In een fraaie toneeltekst reconstrueert Nick Bruckman vanuit verschillende invalshoeken zijn onderwerp. We zien Dahmer worstelen met zijn homoseksualiteit, die hij krampachtig probeert te onderdrukken. Een gepijnigde jongen, die zijn drangen en driften niet weet te beteugelen. Een knappe hardloper die dagelijks langs zijn huis komt en zijn gevoelens aanwakkert, probeert hij uit de weg te ruimen. Later neemt hij een mannelijke etalagepop mee uit een winkel; als hij die in de kelder legt en er af en toe mee speelt, kan hij verder toch wel gewoon aan vrouw en kind?

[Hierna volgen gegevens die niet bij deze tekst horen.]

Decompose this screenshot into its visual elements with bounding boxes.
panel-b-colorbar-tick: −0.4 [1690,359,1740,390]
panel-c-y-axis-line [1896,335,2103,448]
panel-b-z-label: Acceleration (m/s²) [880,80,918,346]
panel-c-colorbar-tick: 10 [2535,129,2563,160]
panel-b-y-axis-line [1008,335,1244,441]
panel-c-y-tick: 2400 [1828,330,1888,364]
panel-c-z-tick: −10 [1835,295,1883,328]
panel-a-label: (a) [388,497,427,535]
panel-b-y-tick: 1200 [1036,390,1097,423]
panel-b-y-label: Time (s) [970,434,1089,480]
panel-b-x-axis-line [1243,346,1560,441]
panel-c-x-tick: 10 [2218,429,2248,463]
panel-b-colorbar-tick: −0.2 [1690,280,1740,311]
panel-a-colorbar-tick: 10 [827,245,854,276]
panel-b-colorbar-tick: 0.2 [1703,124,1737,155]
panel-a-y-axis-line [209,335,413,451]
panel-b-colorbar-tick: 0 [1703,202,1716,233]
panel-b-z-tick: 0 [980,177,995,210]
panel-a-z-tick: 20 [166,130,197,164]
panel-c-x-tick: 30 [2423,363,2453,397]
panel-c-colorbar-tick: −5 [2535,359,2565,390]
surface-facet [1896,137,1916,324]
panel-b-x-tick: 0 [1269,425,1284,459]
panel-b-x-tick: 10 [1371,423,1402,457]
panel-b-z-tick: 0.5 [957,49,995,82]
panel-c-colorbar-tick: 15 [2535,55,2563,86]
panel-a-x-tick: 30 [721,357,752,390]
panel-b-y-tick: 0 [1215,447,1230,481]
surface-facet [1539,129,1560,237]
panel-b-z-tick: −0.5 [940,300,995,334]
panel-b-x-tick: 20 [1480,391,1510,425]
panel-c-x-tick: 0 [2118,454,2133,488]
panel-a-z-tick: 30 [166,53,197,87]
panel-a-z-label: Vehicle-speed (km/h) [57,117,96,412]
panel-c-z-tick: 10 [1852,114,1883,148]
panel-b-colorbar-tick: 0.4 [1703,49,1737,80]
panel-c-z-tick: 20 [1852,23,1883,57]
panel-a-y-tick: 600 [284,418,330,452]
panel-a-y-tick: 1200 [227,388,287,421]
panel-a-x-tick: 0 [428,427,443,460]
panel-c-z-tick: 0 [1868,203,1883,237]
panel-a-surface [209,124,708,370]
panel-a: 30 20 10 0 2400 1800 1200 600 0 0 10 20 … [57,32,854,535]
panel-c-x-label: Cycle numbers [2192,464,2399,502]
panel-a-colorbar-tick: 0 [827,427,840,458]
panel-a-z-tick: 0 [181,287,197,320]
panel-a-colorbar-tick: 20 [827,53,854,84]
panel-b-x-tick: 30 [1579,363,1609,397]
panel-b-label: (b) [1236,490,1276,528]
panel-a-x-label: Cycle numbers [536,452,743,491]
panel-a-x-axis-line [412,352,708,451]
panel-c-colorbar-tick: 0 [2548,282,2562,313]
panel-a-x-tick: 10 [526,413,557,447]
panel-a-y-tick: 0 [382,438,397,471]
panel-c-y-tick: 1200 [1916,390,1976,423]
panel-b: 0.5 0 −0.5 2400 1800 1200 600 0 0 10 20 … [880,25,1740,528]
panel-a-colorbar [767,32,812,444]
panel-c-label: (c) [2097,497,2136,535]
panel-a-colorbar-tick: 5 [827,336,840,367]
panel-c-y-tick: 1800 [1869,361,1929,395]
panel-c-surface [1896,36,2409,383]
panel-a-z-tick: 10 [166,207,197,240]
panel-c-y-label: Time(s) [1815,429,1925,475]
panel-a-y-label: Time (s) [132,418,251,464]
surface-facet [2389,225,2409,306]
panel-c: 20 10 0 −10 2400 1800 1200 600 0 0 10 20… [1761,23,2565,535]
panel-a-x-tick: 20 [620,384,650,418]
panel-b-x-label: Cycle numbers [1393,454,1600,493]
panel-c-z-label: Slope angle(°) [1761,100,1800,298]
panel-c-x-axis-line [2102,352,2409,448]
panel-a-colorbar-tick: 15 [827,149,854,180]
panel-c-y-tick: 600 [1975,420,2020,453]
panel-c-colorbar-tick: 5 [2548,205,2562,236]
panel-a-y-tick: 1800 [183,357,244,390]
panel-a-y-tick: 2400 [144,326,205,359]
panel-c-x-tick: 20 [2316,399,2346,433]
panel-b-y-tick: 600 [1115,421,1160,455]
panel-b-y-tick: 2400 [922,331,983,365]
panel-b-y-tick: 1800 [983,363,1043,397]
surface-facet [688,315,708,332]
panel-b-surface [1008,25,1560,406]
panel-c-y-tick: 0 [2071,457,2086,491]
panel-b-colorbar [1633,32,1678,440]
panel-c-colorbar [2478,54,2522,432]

Ook zien we zijn slachtoffers: jonge jongens, die verleiden en zich laten verleiden, die samen met Dahmer hun seksualiteit ontdekken, grenzen verleggen, elkaar fysiek uitdagen. Ik wil gebruikt worden, zegt er een, doelgericht maar argeloos. We zien Dahmer met zijn handen door een kom met varkensembryo’s gaan, gefascineerd, opgewonden. En we zien de zus van een van zijn slachtoffers, die op het punt stond met haar broer te verhuizen toen Dahmer toesloeg. Ze is sindsdien niet verhuisd, wacht nog altijd tot haar broer weer thuiskomt, bakt nog altijd zijn lievelingstaart.

Bruckman schreef een krachtige, sterke toneeltekst. Hij schakelt snel en kundig tussen locaties, personages en vorm. We zien hoe Dahmer een lifter oppikt, hoe hij mannen verdooft in sauna’s, maar ook hoe hij met ze in contact probeert te komen, een gesprek probeert aan te gaan. Dan horen we hem weer koelbloedig en gedetailleerd uiteenzetten waarom je de onderkant van iemands voeten eraf moet snijden, of hoe je een lichaam langer goed houdt. Ondertussen zien we de zus van een van de slachtoffers vechten met haar herinneringen en geweten.

Marcus Azzini maakte er een lijfelijke, intieme enscenering van. Het personage dat Dahmer vertegenwoordigt wordt gedubbeld door Sebas Berman en Jurriën Remkes. Abe Dijkman speelt zijn slachtoffers, Thomas Cammaert de achtergebleven zus. De acteurs zijn bijna het hele uur met zijn vieren op het podium, als ze niet in de scène zitten dolen ze er eromheen. Het levert een vervreemdend, soms benauwend toneelbeeld op. Zeker de verdubbeling van Dahmer werkt sterk, het maakt zijn voortdurende tweestrijd en zijn opgekropte driften sterk invoelbaar. Dijkman is sterk als naïeve jongeling, trots op zijn uiterlijk, met mannelijke zelfverzekerdheid maar jongensachtige hang naar bevestiging. Cammaert is als licht-hysterische nabestaande in dit geheel nog wat eenduidig.

De cultfiguur Jeffrey Dahmer wordt niet neergezet als meedogenloos en weerzinwekkende seriemoordenaar, maar als onderzoekende, soms zelfs liefdevolle jonge jongen. Des te groter en verwarrender is de afschuw waar je bij zo’n onderwerp niet onderuit komt.